The Structure and Mechanism of DNA Damage Recognition by XPC/Rad4 Nucleotide Excision Repair Complex
thesisposted on 01.07.2016, 00:00 by Xuejing Chen
Nucleotide excision repair (NER) is an important pathway that repairs structurally diverse DNA lesions in the cell, to maintain genome stability. XPC-Rad23B-Cen2 (yeast ortholog Rad4-Rad23-Cdc31/Rad33) complex initiates NER by binding to lesions, and recruits downstream NER factors. The crystal structure of Rad4-Rad23 bound to damaged DNA revealed that Rad4 recognizes lesions in an indirect manner, and forms an ‘open’ complex with DNA. However, it is still unknown how XPC efficiently distinguish lesions embedded in large excess of normal DNA. In this dissertation, the mechanism of damage recognition of Rad4 was investigated first by solving crystal structure of Rad4 complex bound to undamaged DNA. To prevent Rad4 binding non-specifically in multiple registers which inhibits crystallization, the protein was covalently tethered to DNA. This crystal structure revealed the same ‘open’ conformation as the damaged DNA bound structure.
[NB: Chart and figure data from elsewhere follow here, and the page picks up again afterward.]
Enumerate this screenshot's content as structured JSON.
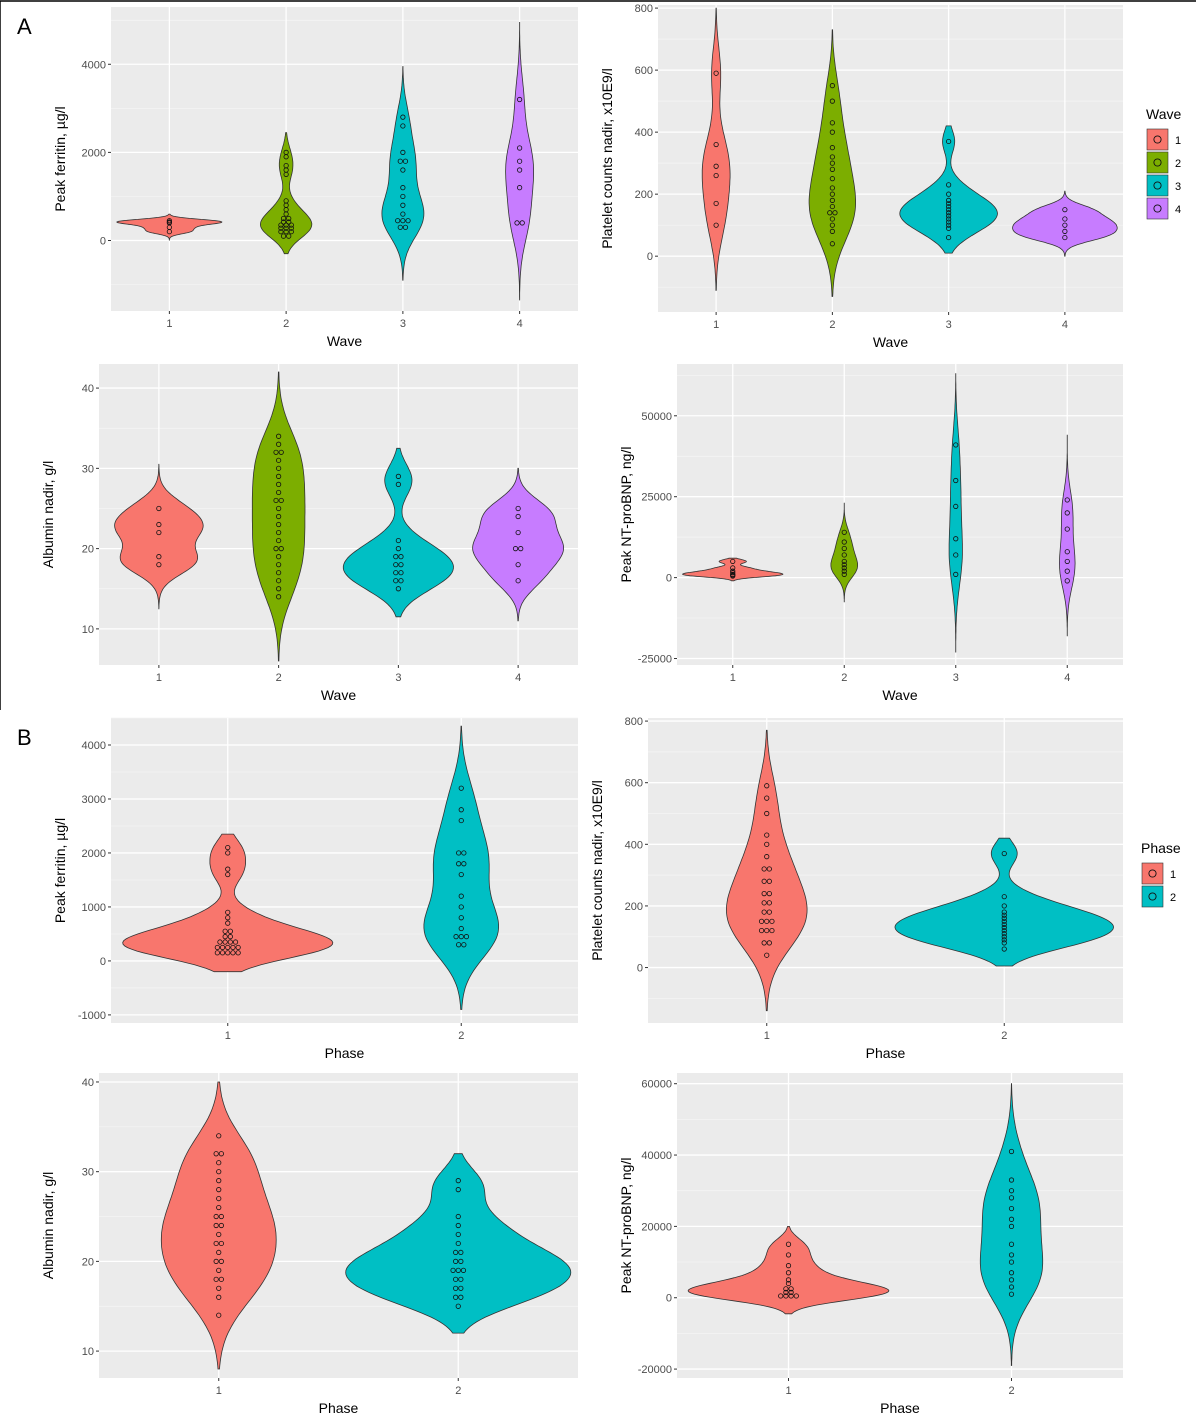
{
  "panel_labels": [
    "A",
    "B"
  ],
  "legends": {
    "wave": {
      "title": "Wave",
      "entries": [
        {
          "label": "1",
          "color": "#F8766D"
        },
        {
          "label": "2",
          "color": "#7CAE00"
        },
        {
          "label": "3",
          "color": "#00BFC4"
        },
        {
          "label": "4",
          "color": "#C77CFF"
        }
      ]
    },
    "phase": {
      "title": "Phase",
      "entries": [
        {
          "label": "1",
          "color": "#F8766D"
        },
        {
          "label": "2",
          "color": "#00BFC4"
        }
      ]
    }
  },
  "chart_data": [
    {
      "type": "violin",
      "xlabel": "Wave",
      "ylabel": "Peak ferritin, µg/l",
      "categories": [
        "1",
        "2",
        "3",
        "4"
      ],
      "yticks": [
        0,
        2000,
        4000
      ],
      "ylim": [
        -1600,
        5300
      ],
      "series": [
        {
          "name": "1",
          "color": "#F8766D",
          "range": [
            0,
            600
          ],
          "mode": 400,
          "max_width": 0.45,
          "points": [
            200,
            300,
            400,
            420,
            450
          ]
        },
        {
          "name": "2",
          "color": "#7CAE00",
          "range": [
            -300,
            2450
          ],
          "mode": 380,
          "max_width": 0.22,
          "points": [
            100,
            150,
            200,
            220,
            250,
            280,
            300,
            320,
            350,
            380,
            400,
            420,
            450,
            500,
            550,
            600,
            700,
            800,
            900,
            1500,
            1600,
            1700,
            1900,
            2000
          ]
        },
        {
          "name": "3",
          "color": "#00BFC4",
          "range": [
            -900,
            3950
          ],
          "mode": 500,
          "max_width": 0.18,
          "points": [
            300,
            400,
            450,
            500,
            500,
            600,
            800,
            1000,
            1200,
            1600,
            1800,
            1900,
            2000,
            2600,
            2800
          ]
        },
        {
          "name": "4",
          "color": "#C77CFF",
          "range": [
            -1350,
            4950
          ],
          "mode": 1500,
          "max_width": 0.12,
          "points": [
            400,
            500,
            1200,
            1600,
            1800,
            2100,
            3200
          ]
        }
      ]
    },
    {
      "type": "violin",
      "xlabel": "Wave",
      "ylabel": "Platelet counts nadir, x10E9/l",
      "categories": [
        "1",
        "2",
        "3",
        "4"
      ],
      "yticks": [
        0,
        200,
        400,
        600,
        800
      ],
      "ylim": [
        -180,
        810
      ],
      "series": [
        {
          "name": "1",
          "color": "#F8766D",
          "range": [
            -110,
            800
          ],
          "mode": 250,
          "max_width": 0.12,
          "points": [
            100,
            170,
            260,
            290,
            360,
            590
          ]
        },
        {
          "name": "2",
          "color": "#7CAE00",
          "range": [
            -130,
            730
          ],
          "mode": 160,
          "max_width": 0.2,
          "points": [
            40,
            80,
            100,
            120,
            140,
            150,
            160,
            180,
            200,
            220,
            250,
            280,
            300,
            320,
            350,
            400,
            430,
            500,
            550
          ]
        },
        {
          "name": "3",
          "color": "#00BFC4",
          "range": [
            10,
            420
          ],
          "mode": 140,
          "max_width": 0.42,
          "points": [
            60,
            90,
            100,
            110,
            120,
            130,
            140,
            150,
            160,
            170,
            180,
            200,
            230,
            370
          ]
        },
        {
          "name": "4",
          "color": "#C77CFF",
          "range": [
            0,
            210
          ],
          "mode": 110,
          "max_width": 0.45,
          "points": [
            60,
            80,
            100,
            120,
            150
          ]
        }
      ]
    },
    {
      "type": "violin",
      "xlabel": "Wave",
      "ylabel": "Albumin nadir, g/l",
      "categories": [
        "1",
        "2",
        "3",
        "4"
      ],
      "yticks": [
        10,
        20,
        30,
        40
      ],
      "ylim": [
        5.5,
        43
      ],
      "series": [
        {
          "name": "1",
          "color": "#F8766D",
          "range": [
            12.5,
            30.5
          ],
          "mode": 22,
          "max_width": 0.37,
          "points": [
            18,
            19,
            22,
            23,
            25
          ]
        },
        {
          "name": "2",
          "color": "#7CAE00",
          "range": [
            6,
            42
          ],
          "mode": 24,
          "max_width": 0.22,
          "points": [
            14,
            15,
            16,
            17,
            18,
            19,
            20,
            20,
            21,
            22,
            23,
            24,
            25,
            26,
            26,
            27,
            28,
            29,
            30,
            31,
            32,
            32,
            33,
            34
          ]
        },
        {
          "name": "3",
          "color": "#00BFC4",
          "range": [
            11.5,
            32.5
          ],
          "mode": 18.5,
          "max_width": 0.46,
          "points": [
            15,
            16,
            16,
            17,
            17,
            18,
            18,
            19,
            19,
            20,
            21,
            28,
            29
          ]
        },
        {
          "name": "4",
          "color": "#C77CFF",
          "range": [
            11,
            30
          ],
          "mode": 20,
          "max_width": 0.38,
          "points": [
            16,
            18,
            20,
            20,
            22,
            24,
            25
          ]
        }
      ]
    },
    {
      "type": "violin",
      "xlabel": "Wave",
      "ylabel": "Peak NT-proBNP, ng/l",
      "categories": [
        "1",
        "2",
        "3",
        "4"
      ],
      "yticks": [
        -25000,
        0,
        25000,
        50000
      ],
      "ylim": [
        -27000,
        66000
      ],
      "series": [
        {
          "name": "1",
          "color": "#F8766D",
          "range": [
            -1000,
            6000
          ],
          "mode": 1000,
          "max_width": 0.45,
          "points": [
            500,
            800,
            1000,
            1500,
            2000,
            3000,
            5000
          ]
        },
        {
          "name": "2",
          "color": "#7CAE00",
          "range": [
            -7500,
            23000
          ],
          "mode": 4000,
          "max_width": 0.12,
          "points": [
            1000,
            2000,
            3000,
            4000,
            5000,
            7000,
            9000,
            11000,
            14000
          ]
        },
        {
          "name": "3",
          "color": "#00BFC4",
          "range": [
            -23000,
            63000
          ],
          "mode": 10000,
          "max_width": 0.06,
          "points": [
            1000,
            7000,
            12000,
            22000,
            30000,
            41000
          ]
        },
        {
          "name": "4",
          "color": "#C77CFF",
          "range": [
            -18000,
            44000
          ],
          "mode": 8000,
          "max_width": 0.07,
          "points": [
            -1000,
            2000,
            5000,
            8000,
            15000,
            20000,
            24000
          ]
        }
      ]
    },
    {
      "type": "violin",
      "xlabel": "Phase",
      "ylabel": "Peak ferritin, µg/l",
      "categories": [
        "1",
        "2"
      ],
      "yticks": [
        -1000,
        0,
        1000,
        2000,
        3000,
        4000
      ],
      "ylim": [
        -1150,
        4500
      ],
      "series": [
        {
          "name": "1",
          "color": "#F8766D",
          "range": [
            -200,
            2350
          ],
          "mode": 350,
          "max_width": 0.45,
          "points": [
            150,
            150,
            200,
            200,
            200,
            250,
            250,
            300,
            300,
            300,
            350,
            350,
            400,
            400,
            450,
            500,
            550,
            600,
            700,
            800,
            900,
            1600,
            1700,
            2000,
            2100
          ]
        },
        {
          "name": "2",
          "color": "#00BFC4",
          "range": [
            -900,
            4350
          ],
          "mode": 500,
          "max_width": 0.16,
          "points": [
            300,
            400,
            450,
            500,
            500,
            600,
            800,
            1000,
            1200,
            1600,
            1800,
            1900,
            2000,
            2100,
            2600,
            2800,
            3200
          ]
        }
      ]
    },
    {
      "type": "violin",
      "xlabel": "Phase",
      "ylabel": "Platelet counts nadir, x10E9/l",
      "categories": [
        "1",
        "2"
      ],
      "yticks": [
        0,
        200,
        400,
        600,
        800
      ],
      "ylim": [
        -180,
        810
      ],
      "series": [
        {
          "name": "1",
          "color": "#F8766D",
          "range": [
            -140,
            770
          ],
          "mode": 160,
          "max_width": 0.17,
          "points": [
            40,
            80,
            100,
            120,
            130,
            140,
            150,
            160,
            170,
            180,
            200,
            210,
            220,
            240,
            260,
            280,
            300,
            320,
            340,
            360,
            400,
            430,
            500,
            550,
            590
          ]
        },
        {
          "name": "2",
          "color": "#00BFC4",
          "range": [
            5,
            420
          ],
          "mode": 130,
          "max_width": 0.46,
          "points": [
            60,
            80,
            90,
            100,
            110,
            120,
            130,
            140,
            150,
            160,
            170,
            180,
            200,
            230,
            370
          ]
        }
      ]
    },
    {
      "type": "violin",
      "xlabel": "Phase",
      "ylabel": "Albumin nadir, g/l",
      "categories": [
        "1",
        "2"
      ],
      "yticks": [
        10,
        20,
        30,
        40
      ],
      "ylim": [
        7,
        41
      ],
      "series": [
        {
          "name": "1",
          "color": "#F8766D",
          "range": [
            8,
            40
          ],
          "mode": 24,
          "max_width": 0.24,
          "points": [
            14,
            16,
            17,
            18,
            18,
            19,
            20,
            20,
            21,
            22,
            22,
            23,
            24,
            24,
            25,
            25,
            26,
            27,
            28,
            29,
            30,
            31,
            32,
            32,
            34
          ]
        },
        {
          "name": "2",
          "color": "#00BFC4",
          "range": [
            12,
            32
          ],
          "mode": 19,
          "max_width": 0.47,
          "points": [
            15,
            16,
            16,
            17,
            17,
            18,
            18,
            19,
            19,
            19,
            20,
            20,
            21,
            21,
            22,
            23,
            24,
            25,
            28,
            29
          ]
        }
      ]
    },
    {
      "type": "violin",
      "xlabel": "Phase",
      "ylabel": "Peak NT-proBNP, ng/l",
      "categories": [
        "1",
        "2"
      ],
      "yticks": [
        -20000,
        0,
        20000,
        40000,
        60000
      ],
      "ylim": [
        -22500,
        63000
      ],
      "series": [
        {
          "name": "1",
          "color": "#F8766D",
          "range": [
            -4500,
            20000
          ],
          "mode": 2500,
          "max_width": 0.45,
          "points": [
            500,
            800,
            1000,
            1000,
            1500,
            2000,
            2500,
            3000,
            4000,
            5000,
            7000,
            9000,
            12000,
            15000
          ]
        },
        {
          "name": "2",
          "color": "#00BFC4",
          "range": [
            -19000,
            60000
          ],
          "mode": 6000,
          "max_width": 0.14,
          "points": [
            1000,
            3000,
            5000,
            7000,
            10000,
            12000,
            15000,
            20000,
            22000,
            25000,
            28000,
            30000,
            33000,
            41000
          ]
        }
      ]
    }
  ]
}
Next, the kinetics of DNA base opening and twisting were studied by temperature jump spectroscopy. First, using 2-aminopurine (2AP) as a probe, a full nucleotide flipping relaxation rate of ~7 ms was observed, which is specific to damaged DNA and requires the -hairpin3 that inserts into DNA duplex in the open conformation. Second, using a novel FRET pair tCO/tCnitro as probes, two distint phases of kinetics were observed: The slow phase, which overlapped on the same time scale as the nucleotide flipping kinetics captured by 2AP, was observed only when bound to specific, damaged DNA, but did not require -hairpin3, thus representing the rate-limiting step during the fomation of the open conformation. On the other hand, the fast phase did not require a DNA lesion or -hairpin3, and represents an nonspecific interrogation step preceding open conformation formation. Taken altogether, a “kinetic gating” mechanism for lesion recognition has been proposed, where Rad4/XPC complex interogates the DNA for distortion in duplex structure by fast twisting, and becomes “trapped” at lesion site, possibly due to an increase in residence time, leading to fully opening the DNA and stable protein-DNA complex formation. This hypothesis could explain how Rad4/XPC is able to detect thermodynamically destablized lesions without recognizing specific structure of the lesion.